Numerical simulations have become a major tool for understanding galaxy formation and evolution. Over the decades the field has made significant progress. It is now possible to simulate the formation of individual galaxies and galaxy populations from well-defined initial conditions with realistic abundances and global properties. An essential component of the calculation is to correctly estimate the inflow to and outflow from forming galaxies because observations indicating low formation efficiency and strong circumgalactic presence of gas are persuasive. Energetic “feedback” from massive stars and accreting supermassive black holes—generally unresolved in cosmological simulations—plays a major role in driving galactic outflows, which have been shown to regulate many aspects of galaxy evolution. A surprisingly large variety of plausible subresolution models succeeds in this exercise. They capture the essential characteristics of the problem, i.e., outflows regulating galactic gas flows, but their predictive power is limited.
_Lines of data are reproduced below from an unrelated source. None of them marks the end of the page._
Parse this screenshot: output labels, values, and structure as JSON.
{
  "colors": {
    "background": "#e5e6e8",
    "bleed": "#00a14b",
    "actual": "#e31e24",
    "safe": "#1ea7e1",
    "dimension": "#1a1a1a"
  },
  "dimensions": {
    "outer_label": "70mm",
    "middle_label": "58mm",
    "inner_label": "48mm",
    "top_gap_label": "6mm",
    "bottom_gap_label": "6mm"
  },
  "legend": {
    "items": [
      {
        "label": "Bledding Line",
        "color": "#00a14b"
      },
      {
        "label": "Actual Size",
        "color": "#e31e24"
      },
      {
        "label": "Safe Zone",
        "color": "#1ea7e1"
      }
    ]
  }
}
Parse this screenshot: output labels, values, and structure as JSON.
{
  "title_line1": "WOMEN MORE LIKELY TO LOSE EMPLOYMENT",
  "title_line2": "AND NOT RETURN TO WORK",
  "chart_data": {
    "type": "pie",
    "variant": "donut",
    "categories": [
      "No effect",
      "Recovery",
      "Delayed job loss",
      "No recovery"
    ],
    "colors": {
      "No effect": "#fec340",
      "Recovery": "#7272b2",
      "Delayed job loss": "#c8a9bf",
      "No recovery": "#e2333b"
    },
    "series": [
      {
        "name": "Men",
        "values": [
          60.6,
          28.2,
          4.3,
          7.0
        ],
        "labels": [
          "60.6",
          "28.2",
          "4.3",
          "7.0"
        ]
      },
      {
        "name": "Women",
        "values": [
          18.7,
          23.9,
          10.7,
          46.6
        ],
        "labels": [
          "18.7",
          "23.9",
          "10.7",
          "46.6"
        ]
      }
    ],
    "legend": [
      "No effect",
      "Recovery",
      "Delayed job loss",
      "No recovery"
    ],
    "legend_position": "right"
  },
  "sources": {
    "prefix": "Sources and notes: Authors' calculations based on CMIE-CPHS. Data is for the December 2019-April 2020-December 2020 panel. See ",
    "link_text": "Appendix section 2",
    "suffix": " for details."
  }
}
In this review, we focus on one major challenge for galaxy formation theory: to understand the underlying physical processes that regulate the structure of the interstellar medium, star formation, and the driving of galactic outflows. This requires accurate physical models and numerical simulations, which can precisely describe the multiphase structure of the interstellar medium on the currently unresolved few hundred parsec scales of large-scale cosmological simulations. Such models ultimately require the full accounting for the dominant cooling and heating processes, the radiation and winds from massive stars and accreting black holes, and an accurate treatment of supernova explosions as well as the nonthermal components of the interstellar medium like magnetic fields and cosmic rays.